Mr. Dominic Allen, Chief of the UNV Office in New York, opened the event welcoming the over 100 participants from Member States, UN entities and other interested partners, including serving and former volunteers. Mr. Allen acknowledged the immense contribution of volunteers and the significant role that volunteers play as first responders in the aftermath of crisis and as mobilizers and campaigners in crisis prevention and preparedness.
With the agreement of the Member States on the panel (contrary to protocol, but in alignment with the theme of volunteers acting first,) two volunteers working in crisis settings took the floor first. Mr. Peter Cuffy, Director of the Antigua and Barbuda Red Cross branch on the island of Barbuda, was connected via videoconference. Mr. Cuffy shared his experience in view of the recent hurricanes that hit the Caribbean region causing widespread devastation. He expressed his gratitude “to all the volunteers from across the world” and thanked the international community for its support.
The second testimonial was from Ms. Rohini Swaminathan, UN Volunteer Geographic Information Systems (GIS) serving with the United Nations Development Programme (UNDP). From an early age Ms. Swaminathan has experienced multiple cyclones, including the deadly tsunami that hit India in 2004. Since then she has volunteered and started focusing her career on disaster risk reduction. She is convinced that you can do more as a volunteer because “it does not come with the same constraints of a regular job.”
His Excellency Mr. Chull-joo Park, Ambassador of the Republic of Korea to the UN, stressed Korea’s experience with volunteerism and with the deployment of volunteers as first responders in emergencies. After the Second World War and until the 1990s, Korea was a recipient of development assistance and the U.S. Peace Corps volunteers came to the country. However, nowadays Korea has become a volunteering partner that annually sends 4,500 volunteers to 50 different countries worldwide. After setting the stage, the Ambassador also shared his own experience as a volunteer, saying that “such experiences of solidarity and of helping others without any interest attached for the sake of humanity have remained one of the most valuable assets” for him. In addition, he highlighted the role of volunteers as first responders in Korea and of Korean volunteers as first responders abroad, fostering capacity-building, solidarity and social capital.
Mr. Nirmal Raj Kafle, Deputy Permanent Representative of Nepal to the UN, started his statement by noting that “for Nepal, volunteering is culture.” He also highlighted the role that both the Nepalese people and UN Volunteers played after the earthquake that hit Nepal in 2015.
Ms. Jessica Faieta, UN Assistant Secretary-General and UNDP Director for Latin America and the Caribbean, outlined the current situation in the Caribbean region with a special focus on the September hurricanes and the role of volunteers as first responders. As a former UN Volunteer, volunteerism has not only shaped her own personality but also her career path. and she pointed out that “volunteers not only bring energy but also expertise, capacity and knowledge.”

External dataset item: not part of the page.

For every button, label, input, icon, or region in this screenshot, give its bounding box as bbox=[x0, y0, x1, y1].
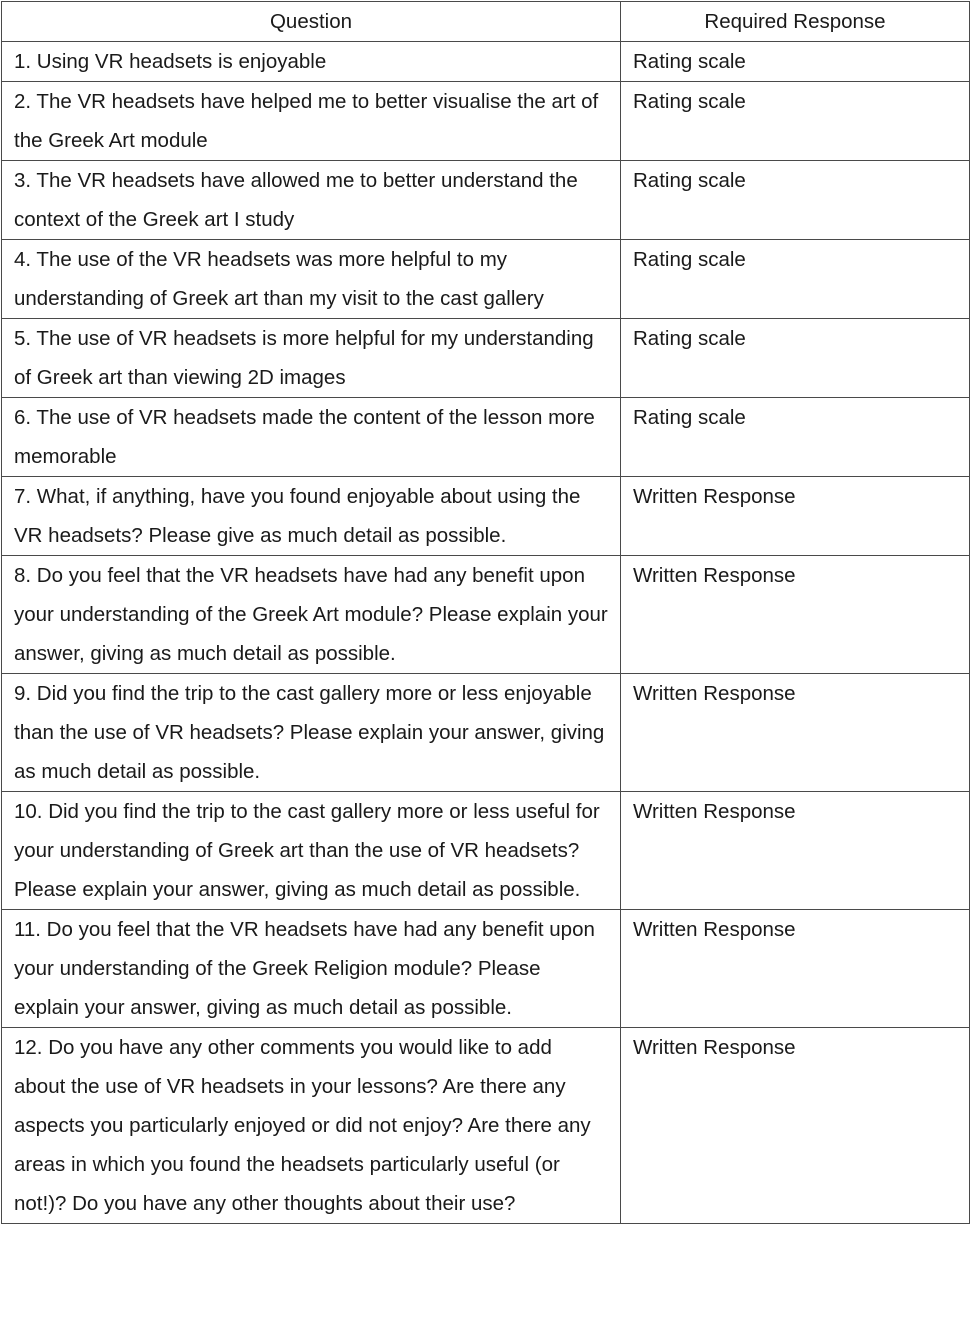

Finally, Mr. Alasan Senghore, the Permanent Observer of IFRC to the UN, shared his extensive experience as a Red Cross volunteer, emphasizing the strong and deeply rooted culture of volunteerism in societies worldwide. He also stated that International Volunteer Day is an occasion to commemorate those volunteers who have passed away in the line of duty, especially in Syria. By underlining the role of volunteers in delivering development results, Mr. Senghore stated that “we need to recognize the role of volunteers as key contributors.”
During the Q&A session, delegates from the Permanent Mission of the Russian Federation to the UN, from the Permanent Mission of the People’s Republic of China to the UN and from the Permanent Mission of the Republic of Moldova to the UN stated the importance and the need for the promotion of volunteerism as well as the increased recognition of volunteers as first responders.